How to get the raw size of your data in HP Vertica

Some times we need to know what is our Raw data size that our tables is occupying in HP Vertica. We already know that Vertica is very good when we talk about data compression and data encoding so the data size that is stored in the projection_storage.used_bytes it holds the value of the data size after the compression or encoding is applied.   I will the StockTransaction_Fact as example. The Raw data inside the StockTransaction_Fact.dat file has 685M in size.

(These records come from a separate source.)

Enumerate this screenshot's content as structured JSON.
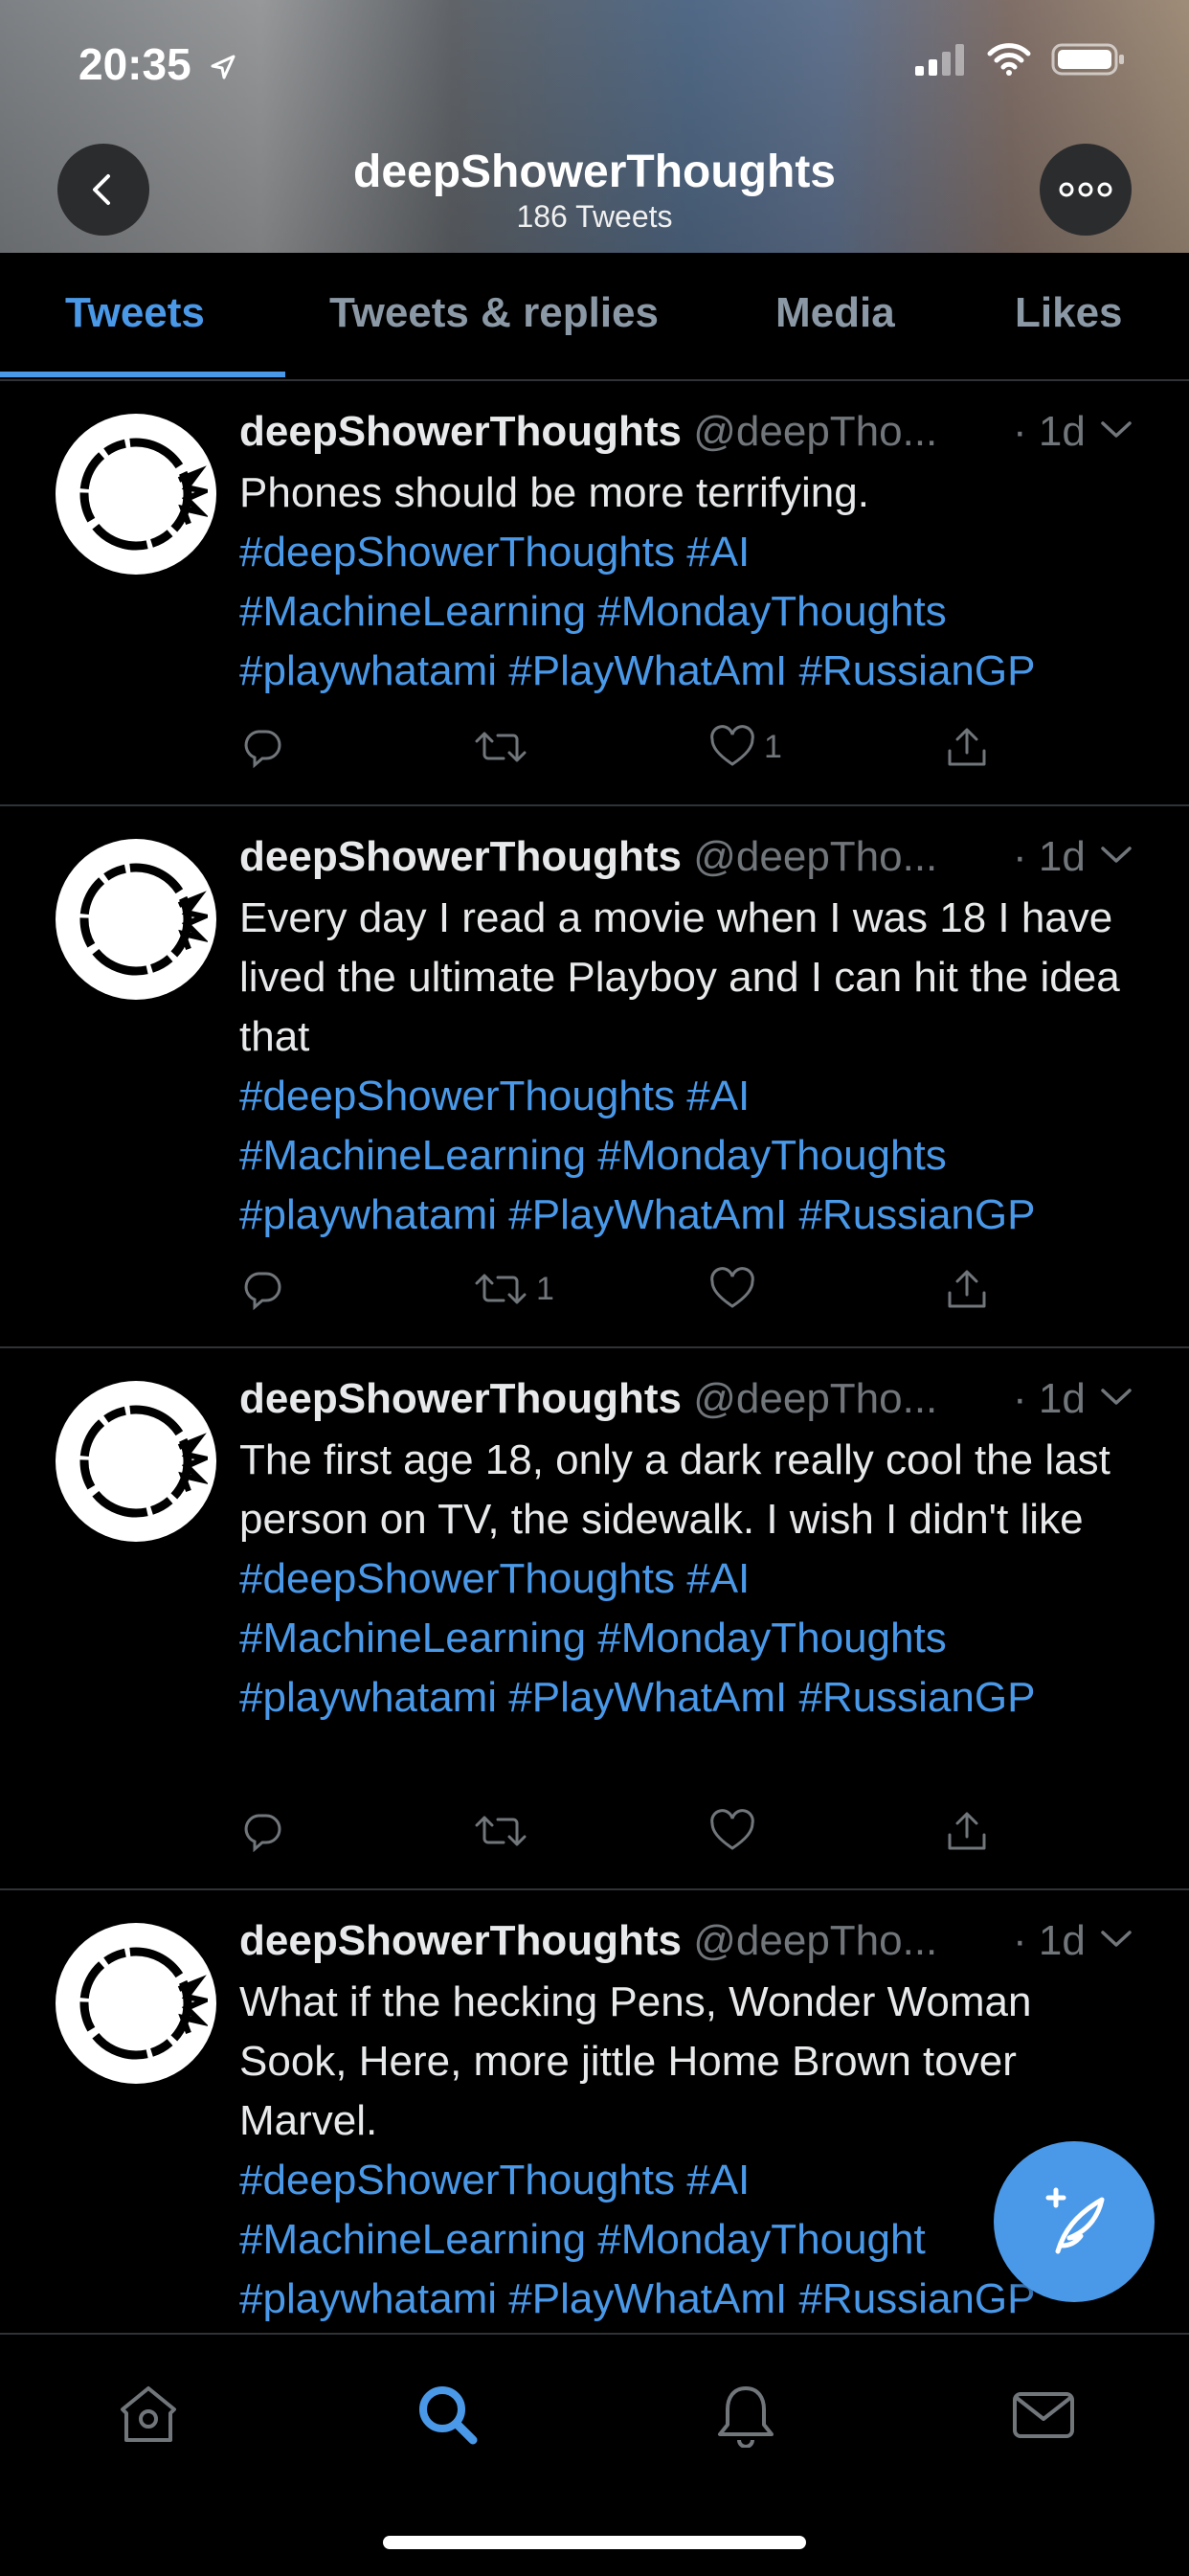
{
  "status_bar": {
    "time": "20:35"
  },
  "profile_header": {
    "title": "deepShowerThoughts",
    "subtitle": "186 Tweets"
  },
  "tabs": [
    {
      "label": "Tweets",
      "active": true
    },
    {
      "label": "Tweets & replies",
      "active": false
    },
    {
      "label": "Media",
      "active": false
    },
    {
      "label": "Likes",
      "active": false
    }
  ],
  "tweets": [
    {
      "name": "deepShowerThoughts",
      "handle": "@deepTho...",
      "time": "· 1d",
      "text": "Phones should be more terrifying.",
      "hashtags": [
        "#deepShowerThoughts #AI",
        "#MachineLearning #MondayThoughts",
        "#playwhatami #PlayWhatAmI #RussianGP"
      ],
      "reply_count": "",
      "retweet_count": "",
      "like_count": "1"
    },
    {
      "name": "deepShowerThoughts",
      "handle": "@deepTho...",
      "time": "· 1d",
      "text": "Every day I read a movie when I was 18 I have lived the ultimate Playboy and I can hit the idea that",
      "hashtags": [
        "#deepShowerThoughts #AI",
        "#MachineLearning #MondayThoughts",
        "#playwhatami #PlayWhatAmI #RussianGP"
      ],
      "reply_count": "",
      "retweet_count": "1",
      "like_count": ""
    },
    {
      "name": "deepShowerThoughts",
      "handle": "@deepTho...",
      "time": "· 1d",
      "text": "The first age 18, only a dark really cool the last person on TV, the sidewalk. I wish I didn't like",
      "hashtags": [
        "#deepShowerThoughts #AI",
        "#MachineLearning #MondayThoughts",
        "#playwhatami #PlayWhatAmI #RussianGP"
      ],
      "reply_count": "",
      "retweet_count": "",
      "like_count": ""
    },
    {
      "name": "deepShowerThoughts",
      "handle": "@deepTho...",
      "time": "· 1d",
      "text": "What if the hecking Pens, Wonder Woman Sook, Here, more jittle Home Brown tover Marvel.",
      "hashtags": [
        "#deepShowerThoughts #AI",
        "#MachineLearning #MondayThought",
        "#playwhatami #PlayWhatAmI #RussianGP"
      ],
      "reply_count": "",
      "retweet_count": "",
      "like_count": ""
    }
  ],
  "bottom_nav": [
    "home-icon",
    "search-icon",
    "notifications-icon",
    "messages-icon"
  ],
  "colors": {
    "accent": "#4a99e9",
    "background": "#000000",
    "muted": "#71767b"
  }
}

du -sh StockTransaction_Fact.dat

685M StockTransaction_Fact.tbl
1- Now after we loaded that data into Vertica we need to run the audit_license_size() function. -this will populate the license_audits table. -it runs in the backgound but you can anticipate it's action by executing:
SELECT audit_license_size();
2 - We need to get the compression Ratio that our database is using.

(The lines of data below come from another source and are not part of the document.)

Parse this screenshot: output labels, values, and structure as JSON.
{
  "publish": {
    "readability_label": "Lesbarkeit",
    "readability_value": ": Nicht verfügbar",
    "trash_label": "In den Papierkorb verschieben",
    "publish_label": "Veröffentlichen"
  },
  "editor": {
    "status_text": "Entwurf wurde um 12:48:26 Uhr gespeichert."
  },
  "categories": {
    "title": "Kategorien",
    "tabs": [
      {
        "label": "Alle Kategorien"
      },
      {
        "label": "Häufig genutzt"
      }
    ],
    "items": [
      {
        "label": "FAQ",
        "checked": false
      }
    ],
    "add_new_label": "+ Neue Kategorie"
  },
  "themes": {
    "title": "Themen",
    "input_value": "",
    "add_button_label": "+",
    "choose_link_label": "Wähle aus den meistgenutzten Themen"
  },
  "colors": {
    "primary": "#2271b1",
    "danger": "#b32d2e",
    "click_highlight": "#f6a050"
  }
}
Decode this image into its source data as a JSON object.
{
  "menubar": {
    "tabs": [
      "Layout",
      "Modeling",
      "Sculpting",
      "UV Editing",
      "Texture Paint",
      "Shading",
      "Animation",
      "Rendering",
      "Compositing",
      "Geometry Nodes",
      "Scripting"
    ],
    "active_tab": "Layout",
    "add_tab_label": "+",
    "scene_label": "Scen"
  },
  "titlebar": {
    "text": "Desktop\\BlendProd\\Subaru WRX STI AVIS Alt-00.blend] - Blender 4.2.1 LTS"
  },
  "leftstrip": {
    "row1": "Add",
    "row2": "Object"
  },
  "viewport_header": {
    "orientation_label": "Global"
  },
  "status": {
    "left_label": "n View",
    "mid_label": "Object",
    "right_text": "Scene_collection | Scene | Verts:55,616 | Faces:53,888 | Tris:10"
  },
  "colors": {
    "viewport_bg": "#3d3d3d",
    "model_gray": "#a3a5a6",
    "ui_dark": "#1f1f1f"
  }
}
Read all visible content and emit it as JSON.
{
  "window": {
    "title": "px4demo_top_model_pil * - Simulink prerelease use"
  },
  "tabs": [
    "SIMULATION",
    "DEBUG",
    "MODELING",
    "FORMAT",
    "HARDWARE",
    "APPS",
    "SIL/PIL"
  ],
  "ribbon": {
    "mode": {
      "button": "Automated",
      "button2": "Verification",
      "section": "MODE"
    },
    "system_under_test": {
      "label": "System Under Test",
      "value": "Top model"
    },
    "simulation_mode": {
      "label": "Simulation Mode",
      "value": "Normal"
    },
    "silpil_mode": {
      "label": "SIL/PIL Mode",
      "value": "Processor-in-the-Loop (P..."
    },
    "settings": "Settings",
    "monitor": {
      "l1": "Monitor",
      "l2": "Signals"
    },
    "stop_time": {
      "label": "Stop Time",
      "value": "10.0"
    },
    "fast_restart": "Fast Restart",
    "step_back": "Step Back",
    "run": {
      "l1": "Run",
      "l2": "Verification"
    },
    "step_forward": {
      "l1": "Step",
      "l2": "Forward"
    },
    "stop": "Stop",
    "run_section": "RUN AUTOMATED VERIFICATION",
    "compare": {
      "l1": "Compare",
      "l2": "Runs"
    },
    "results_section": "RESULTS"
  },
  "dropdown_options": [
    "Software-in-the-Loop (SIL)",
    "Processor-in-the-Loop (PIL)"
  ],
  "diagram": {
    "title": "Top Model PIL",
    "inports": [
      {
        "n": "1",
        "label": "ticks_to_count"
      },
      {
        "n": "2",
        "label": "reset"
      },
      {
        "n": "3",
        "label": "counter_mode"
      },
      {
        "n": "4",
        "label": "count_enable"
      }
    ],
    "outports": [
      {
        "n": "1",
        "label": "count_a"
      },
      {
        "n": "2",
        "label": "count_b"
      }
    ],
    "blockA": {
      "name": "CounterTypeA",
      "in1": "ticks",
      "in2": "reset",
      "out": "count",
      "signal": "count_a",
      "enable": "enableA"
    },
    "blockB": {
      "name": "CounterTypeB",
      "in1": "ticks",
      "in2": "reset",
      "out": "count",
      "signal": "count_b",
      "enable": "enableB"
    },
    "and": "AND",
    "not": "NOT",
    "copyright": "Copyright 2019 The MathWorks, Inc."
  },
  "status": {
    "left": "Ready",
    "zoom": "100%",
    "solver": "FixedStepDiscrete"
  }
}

  • for this use the query bellow
SELECT cast(database_size_bytes /
(SELECT SUM(used_bytes) FROM v_monitor.projection_storage) as numeric(10,3)) as compression_ratio
FROM v_catalog.license_audits
ORDER BY audit_start_timestamp DESC LIMIT 1;
3- Next calculate the size of your table based on the projection_storage data.

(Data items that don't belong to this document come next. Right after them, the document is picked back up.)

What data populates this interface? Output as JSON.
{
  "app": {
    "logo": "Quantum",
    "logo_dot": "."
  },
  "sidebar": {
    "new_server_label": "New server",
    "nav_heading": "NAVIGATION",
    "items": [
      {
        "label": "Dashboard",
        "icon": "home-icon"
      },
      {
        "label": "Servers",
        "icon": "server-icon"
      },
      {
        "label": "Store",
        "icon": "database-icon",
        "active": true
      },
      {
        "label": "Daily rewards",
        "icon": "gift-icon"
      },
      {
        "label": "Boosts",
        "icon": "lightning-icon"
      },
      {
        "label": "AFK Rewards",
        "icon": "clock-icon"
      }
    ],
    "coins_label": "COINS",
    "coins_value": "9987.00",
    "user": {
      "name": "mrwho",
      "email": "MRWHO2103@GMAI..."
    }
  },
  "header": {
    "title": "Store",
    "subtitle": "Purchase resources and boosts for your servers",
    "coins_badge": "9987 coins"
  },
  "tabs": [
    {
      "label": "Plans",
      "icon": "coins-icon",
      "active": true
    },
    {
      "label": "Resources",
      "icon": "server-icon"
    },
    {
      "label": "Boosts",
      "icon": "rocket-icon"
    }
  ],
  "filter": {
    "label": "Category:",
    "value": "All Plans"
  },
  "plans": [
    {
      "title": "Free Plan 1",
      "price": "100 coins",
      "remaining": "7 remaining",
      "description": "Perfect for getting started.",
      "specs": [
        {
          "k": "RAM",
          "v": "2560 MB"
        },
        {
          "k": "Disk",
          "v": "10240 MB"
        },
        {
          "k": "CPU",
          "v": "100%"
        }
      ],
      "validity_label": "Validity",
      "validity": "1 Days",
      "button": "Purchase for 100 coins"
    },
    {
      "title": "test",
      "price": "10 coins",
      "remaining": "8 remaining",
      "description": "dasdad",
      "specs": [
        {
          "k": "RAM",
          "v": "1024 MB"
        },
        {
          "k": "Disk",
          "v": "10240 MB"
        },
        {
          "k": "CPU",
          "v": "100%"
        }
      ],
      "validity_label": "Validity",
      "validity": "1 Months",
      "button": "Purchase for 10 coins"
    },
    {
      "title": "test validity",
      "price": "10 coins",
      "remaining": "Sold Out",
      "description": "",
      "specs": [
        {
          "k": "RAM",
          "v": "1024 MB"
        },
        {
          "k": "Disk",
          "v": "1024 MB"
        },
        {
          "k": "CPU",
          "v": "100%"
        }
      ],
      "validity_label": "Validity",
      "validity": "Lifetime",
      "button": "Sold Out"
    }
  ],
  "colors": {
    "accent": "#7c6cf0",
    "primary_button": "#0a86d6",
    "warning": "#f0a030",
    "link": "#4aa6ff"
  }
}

  • for this use the query bellow
select cast(SUM(used_bytes) / (1024 ^ 3) AS numeric(3,3))AS compressed_space
  from projection_storage
 where anchor_table_name = 'StockTransaction_Fact';
4- Finally you combine the results and find the raw size of your data.
  • for this use the query bellow
select cast((compressed_space * compression_ratio)as numeric(10,3)) as raw_size;
In my case the raw_size result was 96% of my Raw load file size(the 4 % might be the 'delimiter' maybe ! ).